Who Killed Doha?
IMD Professor Carlos A. Primo Braga on the WTO Ministerial Conference in Nairobi
21 December 2015
Every two years, the trade community attends its main “jamboree” at multilateral level in the context of a WTO Ministerial Conference (MC). This year, MC10 took place in Nairobi – a first for Africa in the WTO era. Expectations were not very high since, as I described earlier, patience with the long-running Doha Development Agenda (DDA) negotiations had reached its limits. The DDA was launched in 2001 and fourteen years later WTO members have not yet been able to deliver a significant outcome, except for the Trade Facilitation Agreement reached at MC9 in Bali in 2013.
As usual, the conference went beyond its official deadline of 18 December and it was only by mid-afternoon on Saturday 19 December that exhausted Ministers and their teams were able to produce a Ministerial Declaration. There are some key deliverables listed in the declaration. In particular, the agreement on agricultural export competition is a welcome result, even though it was something that should have been delivered years ago. By committing to eliminating export subsidies for farm exports (immediately in the case of developed countries and by the end of 2018 in the case of developing countries), members have reached an important agreement. Moreover, decisions in favor of least-developed countries (LDCs) with respect to preferential rules of origin and trade in services are noteworthy. One can also celebrate the completion of the procedures for the accessions of Liberia and Afghanistan and the expansion of the Information Technology Agreement (ITA), which has the potential to significantly liberalize trade flows that account for more than USD $1 trillion per year. Against the low expectations that dominated Geneva in the last few weeks, these results are a “plus,” although it requires some imagination to characterize them as “historic” as the WTO website does.
Fly in the ointment
The main fly in the ointment is that the Declaration is at best ambiguous about the fate of the DDA. On 13 December, a clear statement from the US – in the form of an article by Michael Froman, the US Trade Representative, published in the Financial Times – argued that it was time to abandon the DDA. By noting that the Doha negotiations remained deadlocked and contrasting their glacial pace with progress in the context of regional (e.g., TPP) and pluri-lateral agreements (e.g., ITA), Mr. Froman made it clear that it was time to abandon the DDA.

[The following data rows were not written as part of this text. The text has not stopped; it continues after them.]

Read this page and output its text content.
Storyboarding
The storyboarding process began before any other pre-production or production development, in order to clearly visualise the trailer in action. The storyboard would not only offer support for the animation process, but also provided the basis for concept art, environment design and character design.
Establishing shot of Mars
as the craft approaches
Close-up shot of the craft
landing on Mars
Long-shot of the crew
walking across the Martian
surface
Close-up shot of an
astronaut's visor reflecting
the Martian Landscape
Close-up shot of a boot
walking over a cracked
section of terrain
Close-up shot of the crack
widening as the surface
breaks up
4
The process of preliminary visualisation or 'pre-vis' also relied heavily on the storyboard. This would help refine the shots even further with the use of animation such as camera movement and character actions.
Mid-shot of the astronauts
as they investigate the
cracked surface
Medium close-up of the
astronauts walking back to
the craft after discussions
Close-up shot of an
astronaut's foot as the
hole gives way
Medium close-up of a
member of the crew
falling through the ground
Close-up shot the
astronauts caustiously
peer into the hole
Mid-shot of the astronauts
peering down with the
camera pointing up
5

In Nairobi, the divide between the US (with the support of some other developed countries) and the majority of developing WTO members with respect to the fate of the DDA became evident. In the end, in the best tradition of constructive ambiguity, the Ministerial Declaration in its Article 30 states that “many Members reaffirm the Doha Development Agenda, and the Declarations and Decisions adopted at Doha and at the Ministerial Conferences held since then, and reaffirm their full commitment to conclude the DDA on that basis. Other members do not reaffirm the Doha mandates, as they believe new approaches are necessary to achieve meaningful outcomes in multilateral negotiations.”
Did the butler do it?
The reality, however, is that “Doha” – as a multilateral trade round – is dead. Needless to say, there will be those that will dispute this interpretation since there are pieces of the declaration that can be read as support from all members to the multilateral negotiating agenda. Yet, unless one can foresee a radical u-turn by the US in terms of its negotiating priorities, the most likely outcome will be a pragmatic approach to deal with remaining issues in the Doha agenda outside the single-undertaking and the original architecture of the DDA.

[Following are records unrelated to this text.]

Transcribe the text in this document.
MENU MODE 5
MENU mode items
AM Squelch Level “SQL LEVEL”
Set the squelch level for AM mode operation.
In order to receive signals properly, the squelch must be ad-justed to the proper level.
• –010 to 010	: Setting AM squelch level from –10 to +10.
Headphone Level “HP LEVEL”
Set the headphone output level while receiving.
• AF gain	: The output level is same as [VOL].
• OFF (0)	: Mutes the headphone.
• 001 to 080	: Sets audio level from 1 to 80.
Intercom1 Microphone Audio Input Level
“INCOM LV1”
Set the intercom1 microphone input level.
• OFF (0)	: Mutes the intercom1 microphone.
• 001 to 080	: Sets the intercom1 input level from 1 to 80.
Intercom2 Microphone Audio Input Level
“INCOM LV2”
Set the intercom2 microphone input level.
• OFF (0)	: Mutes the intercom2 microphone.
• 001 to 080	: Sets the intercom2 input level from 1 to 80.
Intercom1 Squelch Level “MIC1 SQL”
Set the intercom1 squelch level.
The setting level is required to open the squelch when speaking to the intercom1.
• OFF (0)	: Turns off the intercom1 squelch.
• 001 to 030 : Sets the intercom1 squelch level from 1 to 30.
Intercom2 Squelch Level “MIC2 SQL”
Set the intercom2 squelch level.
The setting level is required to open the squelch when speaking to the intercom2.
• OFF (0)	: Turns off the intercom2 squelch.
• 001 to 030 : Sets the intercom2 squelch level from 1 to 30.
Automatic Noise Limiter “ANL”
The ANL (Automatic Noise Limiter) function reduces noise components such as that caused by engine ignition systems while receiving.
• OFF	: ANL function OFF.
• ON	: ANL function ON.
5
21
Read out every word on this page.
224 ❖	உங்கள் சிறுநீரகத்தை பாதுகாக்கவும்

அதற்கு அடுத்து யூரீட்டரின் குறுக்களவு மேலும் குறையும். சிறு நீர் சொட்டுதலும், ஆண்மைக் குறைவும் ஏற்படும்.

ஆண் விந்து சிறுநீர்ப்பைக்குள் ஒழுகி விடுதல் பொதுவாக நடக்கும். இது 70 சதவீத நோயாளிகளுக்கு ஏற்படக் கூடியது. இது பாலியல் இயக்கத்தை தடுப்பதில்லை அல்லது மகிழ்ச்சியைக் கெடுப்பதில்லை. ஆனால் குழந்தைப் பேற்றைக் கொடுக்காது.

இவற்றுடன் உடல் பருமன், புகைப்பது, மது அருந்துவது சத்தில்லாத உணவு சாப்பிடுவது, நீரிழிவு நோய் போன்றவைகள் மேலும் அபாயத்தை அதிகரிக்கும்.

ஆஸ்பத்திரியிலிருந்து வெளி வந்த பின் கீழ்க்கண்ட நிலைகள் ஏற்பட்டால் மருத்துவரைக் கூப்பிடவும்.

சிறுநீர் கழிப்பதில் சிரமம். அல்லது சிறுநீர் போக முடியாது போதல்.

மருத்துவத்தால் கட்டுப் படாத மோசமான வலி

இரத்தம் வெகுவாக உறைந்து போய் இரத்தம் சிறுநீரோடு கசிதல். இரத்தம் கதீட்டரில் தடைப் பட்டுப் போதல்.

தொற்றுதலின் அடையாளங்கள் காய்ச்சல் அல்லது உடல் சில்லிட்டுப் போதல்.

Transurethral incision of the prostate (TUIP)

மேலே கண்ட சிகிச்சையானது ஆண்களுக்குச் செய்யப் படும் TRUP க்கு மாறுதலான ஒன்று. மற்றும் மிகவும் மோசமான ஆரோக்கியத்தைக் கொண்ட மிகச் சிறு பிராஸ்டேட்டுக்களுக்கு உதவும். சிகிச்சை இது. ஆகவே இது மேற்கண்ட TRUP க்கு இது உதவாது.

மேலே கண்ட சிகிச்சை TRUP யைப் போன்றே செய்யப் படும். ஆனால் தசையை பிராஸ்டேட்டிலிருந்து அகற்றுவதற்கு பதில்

Against this background, while in Nairobi, I decided to play the role of “Hercule Poirot.” I asked many “witnesses” (trade negotiators, academics, representatives of the private sector, international organizations and NGOs), the question posed in the title of this piece. There is no easy answer (it is clear, however, that the “butler” – the WTO Secretariat – did not do it). Some personalized their answers with Michael Froman and Kamal Nath (the former Indian Minister for Commerce and Industry) being often mentioned.

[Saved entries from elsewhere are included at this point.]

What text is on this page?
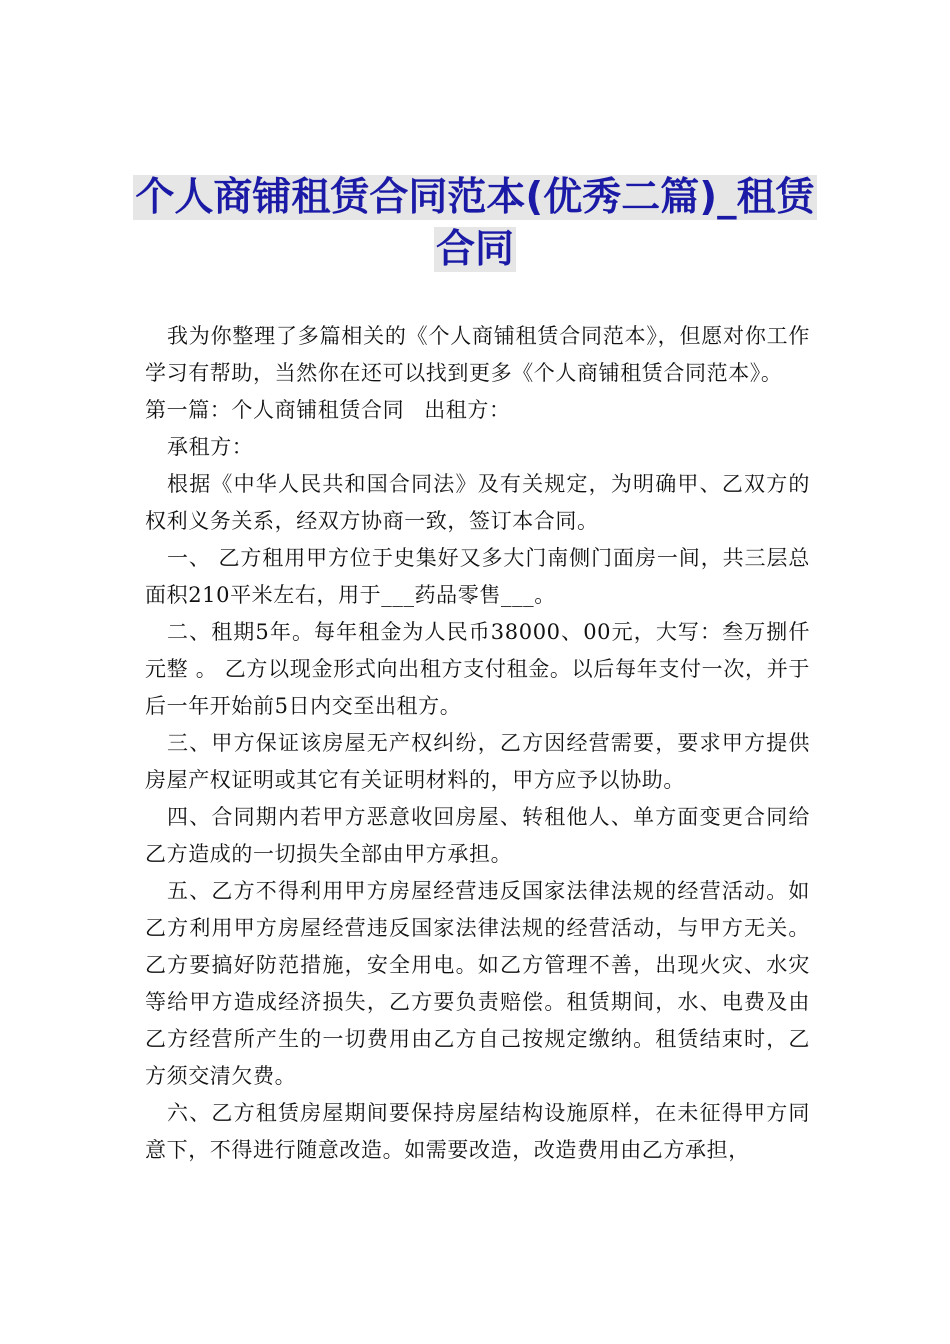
个人商铺租赁合同范本(优秀二篇)_租赁合同

我为你整理了多篇相关的《个人商铺租赁合同范本》，但愿对你工作学习有帮助，当然你在还可以找到更多《个人商铺租赁合同范本》。

第一篇：个人商铺租赁合同 出租方：

承租方：

根据《中华人民共和国合同法》及有关规定，为明确甲、乙双方的权利义务关系，经双方协商一致，签订本合同。

一、 乙方租用甲方位于史集好又多大门南侧门面房一间，共三层总面积210平米左右，用于___药品零售___。

二、租期5年。每年租金为人民币38000、00元，大写：叁万捌仟元整 。 乙方以现金形式向出租方支付租金。以后每年支付一次，并于后一年开始前5日内交至出租方。

三、甲方保证该房屋无产权纠纷，乙方因经营需要，要求甲方提供房屋产权证明或其它有关证明材料的，甲方应予以协助。

四、合同期内若甲方恶意收回房屋、转租他人、单方面变更合同给乙方造成的一切损失全部由甲方承担。

五、乙方不得利用甲方房屋经营违反国家法律法规的经营活动。如乙方利用甲方房屋经营违反国家法律法规的经营活动，与甲方无关。乙方要搞好防范措施，安全用电。如乙方管理不善，出现火灾、水灾等给甲方造成经济损失，乙方要负责赔偿。租赁期间，水、电费及由乙方经营所产生的一切费用由乙方自己按规定缴纳。租赁结束时，乙方须交清欠费。

六、乙方租赁房屋期间要保持房屋结构设施原样，在未征得甲方同意下，不得进行随意改造。如需要改造，改造费用由乙方承担，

The definition of insanity
I believe, however, that this goes well beyond personalities. Key countries played a role in the “killing.” The US lost patience with the never ending negotiations and it was willing to pull the plug by pointing out that, as it is attributed to Einstein, insanity can be defined as “doing the same thing over and over again and expecting different results.” India consistently played to its domestic constituencies, while pretending to lead the developing world and infuriating trading partners by reneging on agreed commitments in the name of “food security.” Brazil by emphasizing agriculture first, constrained the space for bargains across different areas of the negotiations (NAMA, services…) and contributed to diminishing the interest of the private sector in the negotiations. China, by clinging to its recently acceded member status, was not willing to play a more proactive role compatible with its current mega-trader status. And I could go on, but the message is clear: as in the case of Agatha Christie’s “Murder on the Orient Express,” all suspects are guilty. Let’s hope that the death of “Doha” will not be in vain and that it can provoke a shock to the system towards a renewed commitment to trade multilateralism in the medium-term.